The university also provides a one-year Master of Arts in Medical Sciences, two-year Master of Science in Occupational Therapy, three-year Doctor of Physical Therapy, and a four-year Doctor of Dental Medicine programs. PNWU is partnered with Washington State University and hosts WSU Nursing and PharmD students on its campus.

==Campus==
Butler-Haney Hall is the home of the College of Osteopathic Medicine and provides an anatomy lab, OMT and physical skills lab, large classroom auditoriums, bench research space, and a library. A new addition to Butler-Haney Hall was completed in 2013. Cadwell Center opened in January 2011, and provides classrooms, study space and a lab for the WSU PharmD students. University Conference Center was complete by the spring of 2015 and provides additional classroom, conference and study space. In 2016, PNWU purchased the Iron Horse Lodge, where the administration is currently housed. Watson Hall opened its doors in 2019 and is the home of the School of Physical Therapy and WSU College of Nursing - Yakima. In 2023, the Multicare Learning Center was opened. The 53,000 square foot building contains in-patient and out-patient simulation labs, an occupational therapy performance lab, a pediatric sensory gym, individual and group study areas, and social gathering spaces. Starting February 2024, the Delta Dental Equity Hall will open and house the dental program.

==Students==

PNWU Student Demographics 23-24
|  | Students |
|---|---|
| American Indian or Alaska Native | 0.5% |
| Asian | 27.9% |
| Black/African American | 0.5% |
| Hispanic | 15.2% |
| Native Hawaiian or Other Pacific Islander | 0.5% |
| Two or more | 6.1% |
| White/Non-Hispanic | 49.2% |
| Undeclared | 0.5% |

There are a total of 650 students as of Fall 2023. Of the 2023 matriculants, 52.8% are female and 46.7% are male. The average age is 26, 23% are from a rural area and 29% are from medically underserved areas.

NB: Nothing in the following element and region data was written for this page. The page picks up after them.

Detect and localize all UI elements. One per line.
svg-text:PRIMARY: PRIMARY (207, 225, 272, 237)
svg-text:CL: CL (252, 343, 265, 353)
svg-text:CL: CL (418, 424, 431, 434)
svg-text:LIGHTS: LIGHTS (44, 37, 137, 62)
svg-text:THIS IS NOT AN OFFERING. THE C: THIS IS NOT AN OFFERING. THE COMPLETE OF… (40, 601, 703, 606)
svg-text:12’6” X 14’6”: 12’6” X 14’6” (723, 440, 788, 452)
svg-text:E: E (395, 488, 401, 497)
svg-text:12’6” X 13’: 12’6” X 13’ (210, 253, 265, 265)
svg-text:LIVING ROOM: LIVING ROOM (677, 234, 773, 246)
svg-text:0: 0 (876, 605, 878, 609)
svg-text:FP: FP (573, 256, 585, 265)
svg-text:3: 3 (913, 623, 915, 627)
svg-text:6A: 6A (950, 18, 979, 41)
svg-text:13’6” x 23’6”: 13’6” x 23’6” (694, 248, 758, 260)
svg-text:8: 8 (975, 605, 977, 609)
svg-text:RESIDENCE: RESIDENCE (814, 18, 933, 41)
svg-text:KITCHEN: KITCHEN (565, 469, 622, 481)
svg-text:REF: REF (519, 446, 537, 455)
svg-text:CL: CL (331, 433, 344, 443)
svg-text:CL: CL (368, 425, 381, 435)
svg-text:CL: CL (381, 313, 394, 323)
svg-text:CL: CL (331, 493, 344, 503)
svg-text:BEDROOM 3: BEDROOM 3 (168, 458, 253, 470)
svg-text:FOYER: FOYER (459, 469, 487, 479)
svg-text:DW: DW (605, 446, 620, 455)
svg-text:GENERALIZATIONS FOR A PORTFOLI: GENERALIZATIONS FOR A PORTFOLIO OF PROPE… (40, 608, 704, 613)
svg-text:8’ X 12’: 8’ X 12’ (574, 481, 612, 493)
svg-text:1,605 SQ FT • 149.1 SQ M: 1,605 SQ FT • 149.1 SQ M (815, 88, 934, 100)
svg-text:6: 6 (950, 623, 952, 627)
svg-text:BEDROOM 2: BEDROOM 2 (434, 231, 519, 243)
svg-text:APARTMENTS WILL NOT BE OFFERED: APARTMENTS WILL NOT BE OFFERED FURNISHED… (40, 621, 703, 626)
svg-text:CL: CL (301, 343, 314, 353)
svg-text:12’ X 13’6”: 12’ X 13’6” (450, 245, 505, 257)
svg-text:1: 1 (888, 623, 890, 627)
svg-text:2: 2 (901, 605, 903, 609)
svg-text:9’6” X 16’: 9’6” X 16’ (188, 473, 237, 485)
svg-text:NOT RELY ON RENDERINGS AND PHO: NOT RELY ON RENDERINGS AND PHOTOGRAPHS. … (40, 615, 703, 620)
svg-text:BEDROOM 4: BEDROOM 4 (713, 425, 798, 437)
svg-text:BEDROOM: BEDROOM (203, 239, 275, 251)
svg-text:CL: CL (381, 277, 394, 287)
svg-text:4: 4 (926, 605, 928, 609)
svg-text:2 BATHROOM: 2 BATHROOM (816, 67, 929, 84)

Students at PNWU participate in a number of clubs on campus and an active student government association. Students can volunteer at the Union Gospel Mission Medical Clinic and with the Roots to Wings co-mentorship program. There are also research opportunities with faculty and the Office of Scholarly Activity.

==Accreditation==
Pacific Northwest University of Health Sciences is accredited by the Northwest Commission on Colleges and Universities and the College of Osteopathic Medicine is accredited by the American Osteopathic Association's Commission on Osteopathic College Accreditation.